Allah diyor ki, “de ki; “Allah hakkında yalan uydurup iftira edenler kurtuluşa ermezler”. Darwinistler o yüzden hakim oldukları ülkelerde o milleti, o insanları mahvedip batırıyorlar. Ve o toplum kurtuluşa ermiyor. Ne manen ne maddeten batmış oluyorlar. Ne diyor Allah? “De ki”, şeytandan Allah'a sığınırım. Söyle diyor Allah onlara. “Allah hakkında yalan uydurup iftira edenler”. Nasıl yalan söylüyor? Tesadüfen oldu diyor. Allah, “ben yarattım”, diyor. O da tesadüfen oldu diyor. “Allah hakkında yalan uydurup iftira edenler kurtuluşa ermez”. Ben onlara kurtuluşa erdirmem diyor. Göstertiyor mu Allah? Göstertiyor. Her yerde ekonomik kriz, her yerde perişanlık. Bakın yüzyıllardan beri insanlar sürünüyorlar. Kurtuluşa eremiyorlar.
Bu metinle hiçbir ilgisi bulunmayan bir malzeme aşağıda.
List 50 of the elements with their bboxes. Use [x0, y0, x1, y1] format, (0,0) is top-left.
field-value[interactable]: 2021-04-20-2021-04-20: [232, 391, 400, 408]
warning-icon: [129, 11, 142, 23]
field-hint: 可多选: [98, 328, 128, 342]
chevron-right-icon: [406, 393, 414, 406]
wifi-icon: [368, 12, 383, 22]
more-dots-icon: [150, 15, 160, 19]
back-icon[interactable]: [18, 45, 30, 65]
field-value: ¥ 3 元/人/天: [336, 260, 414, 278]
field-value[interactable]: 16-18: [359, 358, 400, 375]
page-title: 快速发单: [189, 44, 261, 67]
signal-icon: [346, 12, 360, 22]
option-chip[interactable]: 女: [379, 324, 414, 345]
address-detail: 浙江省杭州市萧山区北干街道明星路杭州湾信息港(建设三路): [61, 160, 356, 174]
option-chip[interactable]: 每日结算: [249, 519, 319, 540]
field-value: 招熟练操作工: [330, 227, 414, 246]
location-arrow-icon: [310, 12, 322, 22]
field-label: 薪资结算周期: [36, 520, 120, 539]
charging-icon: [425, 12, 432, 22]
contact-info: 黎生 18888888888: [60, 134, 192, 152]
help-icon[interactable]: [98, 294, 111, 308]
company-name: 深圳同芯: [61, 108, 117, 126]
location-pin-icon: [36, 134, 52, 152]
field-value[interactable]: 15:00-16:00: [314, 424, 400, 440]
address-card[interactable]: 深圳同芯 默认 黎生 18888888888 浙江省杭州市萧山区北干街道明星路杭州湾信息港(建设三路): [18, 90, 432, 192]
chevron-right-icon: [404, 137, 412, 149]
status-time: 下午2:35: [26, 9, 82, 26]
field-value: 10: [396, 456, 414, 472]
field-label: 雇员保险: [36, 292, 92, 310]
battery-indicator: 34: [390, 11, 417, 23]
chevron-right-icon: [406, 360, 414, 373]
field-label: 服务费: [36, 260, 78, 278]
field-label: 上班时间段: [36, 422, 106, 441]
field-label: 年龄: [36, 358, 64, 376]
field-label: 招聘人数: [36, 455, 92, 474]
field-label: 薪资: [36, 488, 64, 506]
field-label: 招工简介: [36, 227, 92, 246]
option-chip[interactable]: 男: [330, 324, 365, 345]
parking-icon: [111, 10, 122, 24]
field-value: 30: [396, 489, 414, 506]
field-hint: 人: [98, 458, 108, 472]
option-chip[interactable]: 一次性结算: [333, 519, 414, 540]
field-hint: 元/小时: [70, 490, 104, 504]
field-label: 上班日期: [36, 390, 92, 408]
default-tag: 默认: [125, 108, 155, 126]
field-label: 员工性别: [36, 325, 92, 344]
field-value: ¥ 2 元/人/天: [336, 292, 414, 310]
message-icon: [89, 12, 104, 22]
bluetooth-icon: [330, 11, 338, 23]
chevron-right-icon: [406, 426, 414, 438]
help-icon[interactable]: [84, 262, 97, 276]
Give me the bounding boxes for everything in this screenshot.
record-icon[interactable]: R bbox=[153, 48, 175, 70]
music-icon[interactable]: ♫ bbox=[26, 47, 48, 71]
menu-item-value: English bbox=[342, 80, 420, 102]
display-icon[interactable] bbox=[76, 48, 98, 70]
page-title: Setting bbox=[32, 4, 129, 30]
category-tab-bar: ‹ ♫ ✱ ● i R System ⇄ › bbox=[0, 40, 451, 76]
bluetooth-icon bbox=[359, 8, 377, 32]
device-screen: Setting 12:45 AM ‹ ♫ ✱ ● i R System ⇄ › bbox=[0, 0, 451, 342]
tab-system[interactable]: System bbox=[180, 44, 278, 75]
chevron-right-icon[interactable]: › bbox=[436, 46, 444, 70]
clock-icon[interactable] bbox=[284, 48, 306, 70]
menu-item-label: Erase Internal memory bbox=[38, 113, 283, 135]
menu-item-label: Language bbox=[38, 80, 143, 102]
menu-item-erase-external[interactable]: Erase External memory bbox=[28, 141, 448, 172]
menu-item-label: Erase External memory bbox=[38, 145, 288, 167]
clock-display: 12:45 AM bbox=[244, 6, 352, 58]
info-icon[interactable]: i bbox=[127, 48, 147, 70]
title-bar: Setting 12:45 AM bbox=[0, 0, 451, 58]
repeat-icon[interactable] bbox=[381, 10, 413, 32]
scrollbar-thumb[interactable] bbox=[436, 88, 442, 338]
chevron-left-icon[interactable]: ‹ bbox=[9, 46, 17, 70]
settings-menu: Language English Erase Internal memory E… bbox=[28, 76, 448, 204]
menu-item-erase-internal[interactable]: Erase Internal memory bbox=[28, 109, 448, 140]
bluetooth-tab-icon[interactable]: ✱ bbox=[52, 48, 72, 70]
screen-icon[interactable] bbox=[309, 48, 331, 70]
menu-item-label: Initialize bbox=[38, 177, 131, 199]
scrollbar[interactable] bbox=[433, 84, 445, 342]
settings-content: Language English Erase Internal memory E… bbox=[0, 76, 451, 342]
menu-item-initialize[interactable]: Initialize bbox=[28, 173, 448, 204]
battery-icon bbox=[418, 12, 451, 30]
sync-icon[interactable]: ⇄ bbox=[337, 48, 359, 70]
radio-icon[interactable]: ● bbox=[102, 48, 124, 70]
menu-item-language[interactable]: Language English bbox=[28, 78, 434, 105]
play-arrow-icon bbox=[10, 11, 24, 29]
Tek sebep bu işte, Allah hakkında yalan uydurup iftira edilmesi ve Allah'a tam tabi olunmaması. Bak uzun uzun zaten ayette de açıklamıştık. İman etmelerini istiyor Allah. Sakınmalarını istiyor. Korkmamalarını istiyor. Mahzun olmamalarını istiyor. İzzet ve gücün tümü Allah'ın olduğunu bilmelerini istiyor. Ve her şeyi ben işitiyor ve biliyorum. Ve hepsi de bana ait diyor Allah.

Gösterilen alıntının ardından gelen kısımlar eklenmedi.